The reign of the Egyptian Pharaoh Akhenaten (either 1353–1336 BC or 1351–1334 BC) witnessed a number of changes in ancient Egypt. One of the most significant saw the shift of the capital from Thebes to Armana. In the establishment of an entirely new city, artists also dramatically changed the way in which they depicted the human form. The formal and idealised image of the human body was dropped to depict humans in a somewhat exaggerated manner. In what has come to be known of as Armana style within ancient Egyptian art, human figures were given thin limbs, sagging bellies, sumptuous lips, long oval eyes, and high cheekbones.

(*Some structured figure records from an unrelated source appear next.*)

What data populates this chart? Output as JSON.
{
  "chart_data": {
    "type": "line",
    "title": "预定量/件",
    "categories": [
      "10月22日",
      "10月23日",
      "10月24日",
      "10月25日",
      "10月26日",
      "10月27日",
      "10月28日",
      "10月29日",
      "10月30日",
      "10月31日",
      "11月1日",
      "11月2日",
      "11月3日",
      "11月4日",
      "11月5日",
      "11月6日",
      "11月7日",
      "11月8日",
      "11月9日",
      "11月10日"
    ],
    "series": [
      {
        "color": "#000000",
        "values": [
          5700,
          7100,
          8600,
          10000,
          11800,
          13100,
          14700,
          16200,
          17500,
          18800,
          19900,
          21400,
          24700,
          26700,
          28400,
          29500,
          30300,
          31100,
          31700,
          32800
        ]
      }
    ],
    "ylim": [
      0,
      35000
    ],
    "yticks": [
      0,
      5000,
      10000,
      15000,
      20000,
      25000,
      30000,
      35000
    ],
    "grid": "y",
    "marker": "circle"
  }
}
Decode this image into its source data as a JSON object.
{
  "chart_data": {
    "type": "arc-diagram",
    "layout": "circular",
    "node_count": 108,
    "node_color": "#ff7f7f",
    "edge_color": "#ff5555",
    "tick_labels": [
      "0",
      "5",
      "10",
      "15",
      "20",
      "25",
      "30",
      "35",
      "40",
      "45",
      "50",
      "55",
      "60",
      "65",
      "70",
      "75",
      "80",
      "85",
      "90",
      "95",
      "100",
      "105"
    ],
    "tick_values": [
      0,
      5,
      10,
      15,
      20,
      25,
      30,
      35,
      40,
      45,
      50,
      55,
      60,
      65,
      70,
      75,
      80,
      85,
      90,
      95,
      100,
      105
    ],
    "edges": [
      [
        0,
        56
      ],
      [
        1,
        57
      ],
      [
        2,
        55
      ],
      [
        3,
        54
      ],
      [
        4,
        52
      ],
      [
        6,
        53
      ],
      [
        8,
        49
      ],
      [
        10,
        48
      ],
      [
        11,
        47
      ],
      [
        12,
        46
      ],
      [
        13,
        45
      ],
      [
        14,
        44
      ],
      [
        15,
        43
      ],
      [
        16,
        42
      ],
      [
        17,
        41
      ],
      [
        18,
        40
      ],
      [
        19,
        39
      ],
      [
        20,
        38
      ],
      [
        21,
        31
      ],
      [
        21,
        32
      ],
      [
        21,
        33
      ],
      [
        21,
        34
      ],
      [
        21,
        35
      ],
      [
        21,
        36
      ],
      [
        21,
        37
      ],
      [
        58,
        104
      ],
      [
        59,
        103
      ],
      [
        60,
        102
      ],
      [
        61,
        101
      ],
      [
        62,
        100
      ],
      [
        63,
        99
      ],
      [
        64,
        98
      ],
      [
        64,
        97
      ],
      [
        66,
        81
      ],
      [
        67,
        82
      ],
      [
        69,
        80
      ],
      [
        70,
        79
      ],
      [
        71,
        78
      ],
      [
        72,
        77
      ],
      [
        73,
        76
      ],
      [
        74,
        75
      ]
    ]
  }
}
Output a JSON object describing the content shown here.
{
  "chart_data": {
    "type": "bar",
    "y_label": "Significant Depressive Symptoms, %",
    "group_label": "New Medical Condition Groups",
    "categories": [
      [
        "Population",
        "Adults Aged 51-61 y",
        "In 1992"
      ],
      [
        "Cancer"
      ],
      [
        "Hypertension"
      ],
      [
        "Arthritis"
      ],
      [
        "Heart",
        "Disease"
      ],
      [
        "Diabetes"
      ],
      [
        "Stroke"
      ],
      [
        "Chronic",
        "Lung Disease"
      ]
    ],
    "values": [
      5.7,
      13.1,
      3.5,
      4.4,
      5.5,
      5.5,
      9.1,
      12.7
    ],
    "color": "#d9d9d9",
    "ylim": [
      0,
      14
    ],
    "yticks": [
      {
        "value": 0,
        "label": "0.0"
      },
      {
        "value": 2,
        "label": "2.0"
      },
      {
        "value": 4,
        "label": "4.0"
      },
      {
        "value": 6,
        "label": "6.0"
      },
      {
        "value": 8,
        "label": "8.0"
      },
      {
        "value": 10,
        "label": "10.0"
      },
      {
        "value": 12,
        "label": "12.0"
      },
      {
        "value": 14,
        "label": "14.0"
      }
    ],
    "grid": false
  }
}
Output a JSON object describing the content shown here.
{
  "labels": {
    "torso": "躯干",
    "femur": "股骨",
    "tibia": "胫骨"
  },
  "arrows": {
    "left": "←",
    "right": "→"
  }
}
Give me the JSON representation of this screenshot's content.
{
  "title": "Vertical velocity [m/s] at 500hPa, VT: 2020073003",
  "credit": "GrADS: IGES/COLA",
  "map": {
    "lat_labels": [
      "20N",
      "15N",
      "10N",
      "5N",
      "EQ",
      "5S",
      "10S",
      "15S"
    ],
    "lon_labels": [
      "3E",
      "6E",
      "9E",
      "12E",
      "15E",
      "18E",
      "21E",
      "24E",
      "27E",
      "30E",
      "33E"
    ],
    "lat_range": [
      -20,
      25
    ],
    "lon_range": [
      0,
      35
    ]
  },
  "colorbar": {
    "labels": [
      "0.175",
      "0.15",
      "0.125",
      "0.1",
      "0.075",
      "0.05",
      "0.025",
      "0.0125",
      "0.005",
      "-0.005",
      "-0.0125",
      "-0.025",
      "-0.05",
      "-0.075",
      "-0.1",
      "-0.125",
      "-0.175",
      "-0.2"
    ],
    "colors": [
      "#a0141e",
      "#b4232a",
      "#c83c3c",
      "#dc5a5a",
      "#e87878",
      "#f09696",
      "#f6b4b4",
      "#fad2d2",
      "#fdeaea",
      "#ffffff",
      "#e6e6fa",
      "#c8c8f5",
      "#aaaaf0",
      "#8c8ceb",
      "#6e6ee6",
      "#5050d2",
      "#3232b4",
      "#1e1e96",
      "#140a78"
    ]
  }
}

And these are the very formal qualities we see so beautifully captured in the opaque, turquoise glass portrait of Akhenaten (above). The long neck, exaggerated lips, high cheekbone, and long, slanted eye are not only typical of the way in which Akhenaten was portrayed by artists in this period, it is typical of art from Armana. As an inlay it would have been set within another object. Another well known artefact of the Armana style is Nefertiti’s bust, now in the Neues Museum in Berlin.
Where is this Glass Portrait of Akhenaten?
This exquisite object has only just been acquired by the Corning Museum of Glass, along with a late Roman glass bowl. The museum, located in the town of Corning, New York State, is one of the World’s leading glass museums. Here the collection of glass artefacts spans over 3,500 years and includes ancient glass from Egypt, Greece and Rome, making this one of the pre-eminent art and history of glass collections.
In addition to permanent displays of glass from Europe, Asia, the Near East and the Americas, the museum also curates many temporary exhibitions, Life on a String: 35 Centuries of the Glass Bead will open 18 May 2013 and close 5 January 2014.